Microsoft is Improving Camera Performance Through Curved Image Sensors
While significant advances have been made to camera sensors and the algorithms that process images, optical systems have not seen the same radical improvements. Microsoft researchers set out to solve one of the most well-known optical issues in conventional photography: field curvature.
Field curvature exists because lenses don't want to focus on a plane. The lens delivers sharpest focus along a curved path, rather than on a flat surface. The result: objects appear out of focus across the image. By curving the focal surface, the need for the lens to address field curvature is eliminated and the resulting lens design freedom can be used to improve other aspects of the system.
There are multiple approaches to curve the focal surface. Some work well in specific circumstances (for example, curved arrays of flat sensors can be useful in astronomical telescopes), but most known techniques fail in conventional, human-scale cameras. An obvious approach would be to bend the sensor itself, but since silicon sensors are monocrystalline, they are prone to shattering rather than bending.

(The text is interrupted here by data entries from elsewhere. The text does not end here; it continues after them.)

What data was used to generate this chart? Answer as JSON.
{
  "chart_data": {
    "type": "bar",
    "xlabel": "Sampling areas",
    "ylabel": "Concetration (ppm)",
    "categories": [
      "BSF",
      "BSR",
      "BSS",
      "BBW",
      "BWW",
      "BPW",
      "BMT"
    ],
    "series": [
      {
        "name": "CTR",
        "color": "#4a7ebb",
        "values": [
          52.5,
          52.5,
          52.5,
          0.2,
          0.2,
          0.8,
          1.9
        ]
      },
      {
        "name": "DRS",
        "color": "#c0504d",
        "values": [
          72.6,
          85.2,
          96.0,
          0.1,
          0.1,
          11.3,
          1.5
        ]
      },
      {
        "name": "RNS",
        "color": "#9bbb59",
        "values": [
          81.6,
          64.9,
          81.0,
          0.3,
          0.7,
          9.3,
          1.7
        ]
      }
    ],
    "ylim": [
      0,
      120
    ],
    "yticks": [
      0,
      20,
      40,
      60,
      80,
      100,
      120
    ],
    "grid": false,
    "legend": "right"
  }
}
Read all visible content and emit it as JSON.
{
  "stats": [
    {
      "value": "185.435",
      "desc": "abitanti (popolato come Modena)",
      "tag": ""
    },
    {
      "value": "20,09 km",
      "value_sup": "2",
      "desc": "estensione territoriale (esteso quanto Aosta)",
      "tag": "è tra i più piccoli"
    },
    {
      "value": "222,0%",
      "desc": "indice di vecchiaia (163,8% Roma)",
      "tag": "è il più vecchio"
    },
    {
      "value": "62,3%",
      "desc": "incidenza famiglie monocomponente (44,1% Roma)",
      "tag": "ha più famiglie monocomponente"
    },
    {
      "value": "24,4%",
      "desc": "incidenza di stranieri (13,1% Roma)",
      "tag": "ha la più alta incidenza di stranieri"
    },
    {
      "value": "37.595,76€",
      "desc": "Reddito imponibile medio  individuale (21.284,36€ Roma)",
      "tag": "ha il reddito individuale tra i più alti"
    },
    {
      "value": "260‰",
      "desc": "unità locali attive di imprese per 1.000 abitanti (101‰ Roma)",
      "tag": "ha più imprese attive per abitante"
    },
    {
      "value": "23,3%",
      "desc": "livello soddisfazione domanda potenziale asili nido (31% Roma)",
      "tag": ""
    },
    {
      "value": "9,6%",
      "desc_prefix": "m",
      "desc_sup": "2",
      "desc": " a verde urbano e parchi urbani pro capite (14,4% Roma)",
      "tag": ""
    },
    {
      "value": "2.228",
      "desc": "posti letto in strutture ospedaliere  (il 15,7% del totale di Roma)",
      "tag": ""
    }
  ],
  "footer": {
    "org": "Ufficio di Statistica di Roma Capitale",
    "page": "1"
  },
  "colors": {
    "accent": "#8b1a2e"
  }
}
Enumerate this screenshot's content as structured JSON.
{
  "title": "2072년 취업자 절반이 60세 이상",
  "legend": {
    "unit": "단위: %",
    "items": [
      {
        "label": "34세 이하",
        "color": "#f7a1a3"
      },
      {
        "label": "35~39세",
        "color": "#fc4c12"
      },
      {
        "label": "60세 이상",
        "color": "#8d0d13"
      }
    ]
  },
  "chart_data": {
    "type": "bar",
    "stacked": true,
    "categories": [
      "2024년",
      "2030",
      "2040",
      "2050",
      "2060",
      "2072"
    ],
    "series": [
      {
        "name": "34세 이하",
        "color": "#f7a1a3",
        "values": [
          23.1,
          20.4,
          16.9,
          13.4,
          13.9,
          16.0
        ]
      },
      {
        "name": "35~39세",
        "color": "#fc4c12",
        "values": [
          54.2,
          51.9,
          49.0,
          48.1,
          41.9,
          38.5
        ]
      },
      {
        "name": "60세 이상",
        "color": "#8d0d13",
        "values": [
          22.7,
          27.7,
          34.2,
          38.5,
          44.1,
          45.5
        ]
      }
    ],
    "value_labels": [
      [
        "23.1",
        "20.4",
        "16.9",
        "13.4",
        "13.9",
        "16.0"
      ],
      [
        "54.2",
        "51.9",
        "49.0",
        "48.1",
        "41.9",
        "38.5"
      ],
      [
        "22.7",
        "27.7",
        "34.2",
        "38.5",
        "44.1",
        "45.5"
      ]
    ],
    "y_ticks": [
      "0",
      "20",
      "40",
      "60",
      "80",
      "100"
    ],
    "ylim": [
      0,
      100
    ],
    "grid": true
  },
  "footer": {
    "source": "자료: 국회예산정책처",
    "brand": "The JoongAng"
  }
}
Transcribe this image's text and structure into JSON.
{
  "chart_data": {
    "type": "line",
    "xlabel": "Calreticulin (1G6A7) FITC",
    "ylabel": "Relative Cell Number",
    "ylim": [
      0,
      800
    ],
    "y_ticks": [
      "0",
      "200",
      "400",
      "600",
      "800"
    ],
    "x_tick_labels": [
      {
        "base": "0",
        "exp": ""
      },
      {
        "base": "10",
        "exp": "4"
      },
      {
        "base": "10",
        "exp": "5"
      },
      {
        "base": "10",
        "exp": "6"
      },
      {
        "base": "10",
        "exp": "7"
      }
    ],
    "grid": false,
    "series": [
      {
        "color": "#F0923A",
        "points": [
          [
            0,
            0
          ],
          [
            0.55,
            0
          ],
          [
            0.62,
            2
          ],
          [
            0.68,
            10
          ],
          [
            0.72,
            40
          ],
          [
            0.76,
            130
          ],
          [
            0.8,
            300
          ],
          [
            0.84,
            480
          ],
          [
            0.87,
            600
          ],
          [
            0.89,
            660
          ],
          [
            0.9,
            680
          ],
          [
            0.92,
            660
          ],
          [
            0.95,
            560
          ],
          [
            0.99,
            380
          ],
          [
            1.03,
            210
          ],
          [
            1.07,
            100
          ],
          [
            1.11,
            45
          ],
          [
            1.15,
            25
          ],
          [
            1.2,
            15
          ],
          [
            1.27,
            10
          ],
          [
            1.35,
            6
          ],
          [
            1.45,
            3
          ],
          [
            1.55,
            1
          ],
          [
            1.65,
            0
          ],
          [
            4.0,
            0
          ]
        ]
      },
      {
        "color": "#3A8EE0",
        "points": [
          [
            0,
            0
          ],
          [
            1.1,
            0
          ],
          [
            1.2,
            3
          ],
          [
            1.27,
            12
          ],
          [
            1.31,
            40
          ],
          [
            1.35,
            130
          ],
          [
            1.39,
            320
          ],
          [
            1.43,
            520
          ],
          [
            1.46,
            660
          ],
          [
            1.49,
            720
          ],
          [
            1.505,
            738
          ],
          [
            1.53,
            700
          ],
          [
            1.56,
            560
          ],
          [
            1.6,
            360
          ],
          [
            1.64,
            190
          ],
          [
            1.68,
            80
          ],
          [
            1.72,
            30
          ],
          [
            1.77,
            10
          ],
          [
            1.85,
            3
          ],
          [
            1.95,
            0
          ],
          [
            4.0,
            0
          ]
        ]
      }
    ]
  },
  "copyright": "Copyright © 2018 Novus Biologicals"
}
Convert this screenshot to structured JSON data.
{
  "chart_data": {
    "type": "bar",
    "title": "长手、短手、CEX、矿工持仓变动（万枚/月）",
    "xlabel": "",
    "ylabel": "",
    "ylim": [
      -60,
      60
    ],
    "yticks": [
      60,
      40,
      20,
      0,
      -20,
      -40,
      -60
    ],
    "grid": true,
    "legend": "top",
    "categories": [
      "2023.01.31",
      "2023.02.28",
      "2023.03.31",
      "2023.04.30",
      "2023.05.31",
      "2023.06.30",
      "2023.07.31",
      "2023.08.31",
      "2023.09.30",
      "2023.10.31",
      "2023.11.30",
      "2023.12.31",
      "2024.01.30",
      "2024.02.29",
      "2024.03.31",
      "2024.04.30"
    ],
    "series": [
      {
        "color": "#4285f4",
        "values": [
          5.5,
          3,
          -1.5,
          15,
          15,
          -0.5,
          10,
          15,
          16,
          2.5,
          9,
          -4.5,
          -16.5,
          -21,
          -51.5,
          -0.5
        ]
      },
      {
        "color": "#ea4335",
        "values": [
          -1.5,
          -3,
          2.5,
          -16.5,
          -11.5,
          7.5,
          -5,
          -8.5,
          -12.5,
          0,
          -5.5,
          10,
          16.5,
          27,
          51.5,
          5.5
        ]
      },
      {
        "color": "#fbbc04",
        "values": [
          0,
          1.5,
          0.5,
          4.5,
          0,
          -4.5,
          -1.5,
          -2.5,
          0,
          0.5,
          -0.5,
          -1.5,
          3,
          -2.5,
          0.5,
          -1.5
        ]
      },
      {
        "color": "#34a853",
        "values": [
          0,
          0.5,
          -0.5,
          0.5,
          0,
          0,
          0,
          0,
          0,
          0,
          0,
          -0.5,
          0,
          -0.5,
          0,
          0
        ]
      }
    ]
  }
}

Several companies have attempted to bend silicon, but attaining useful amounts of curvature has remained elusive. To address these limitations, Microsoft researchers joined together on Project Vermont - a project designed to push the limits of silicon sensor curvature and deliver substantial camera performance improvements.
The team designed numerous optical models and built several early prototypes to validate their hypotheses regarding these improvements. Those early successes helped the researchers identify key opportunities to attain higher degrees of curvature. They then collaborated with scientists at HRL Laboratories to capitalize on these opportunities. In a new paper, Highly curved image sensors: a practical approach for improved optical performance , published today in Optics Express, Microsoft's team outlines the various techniques we developed to attain useful amounts of curvature and shows empirical prototype results.
What does Project Vermont mean for the future of cameras? Curving the image surface can dramatically improve performance along many axes - resolution, light-gathering, and illumination uniformity - while also reducing system size, cost, and complexity. While the amount of improvement is dependent on many camera system variables, including focal length, sensor size, and lens complexity, Project Vermont showed substantial progress over previous approaches.
In Microsoft's most recent research prototype, the researchers significantly outperformed a premium 35mm digital single- lens reflex camera (DLSR) in both sharpness and uniformity of illumination, using a much smaller cellphone-sized sensor. At present, Microsoft's prototype camera system is sharper (in terms of line pairs per picture height) than any known commercially available consumer camera.
Applying this technique to cellphones will require additional research and engineering. However, for more conventional camera systems, Microsoft sees a near-term opportunity for significant improvement.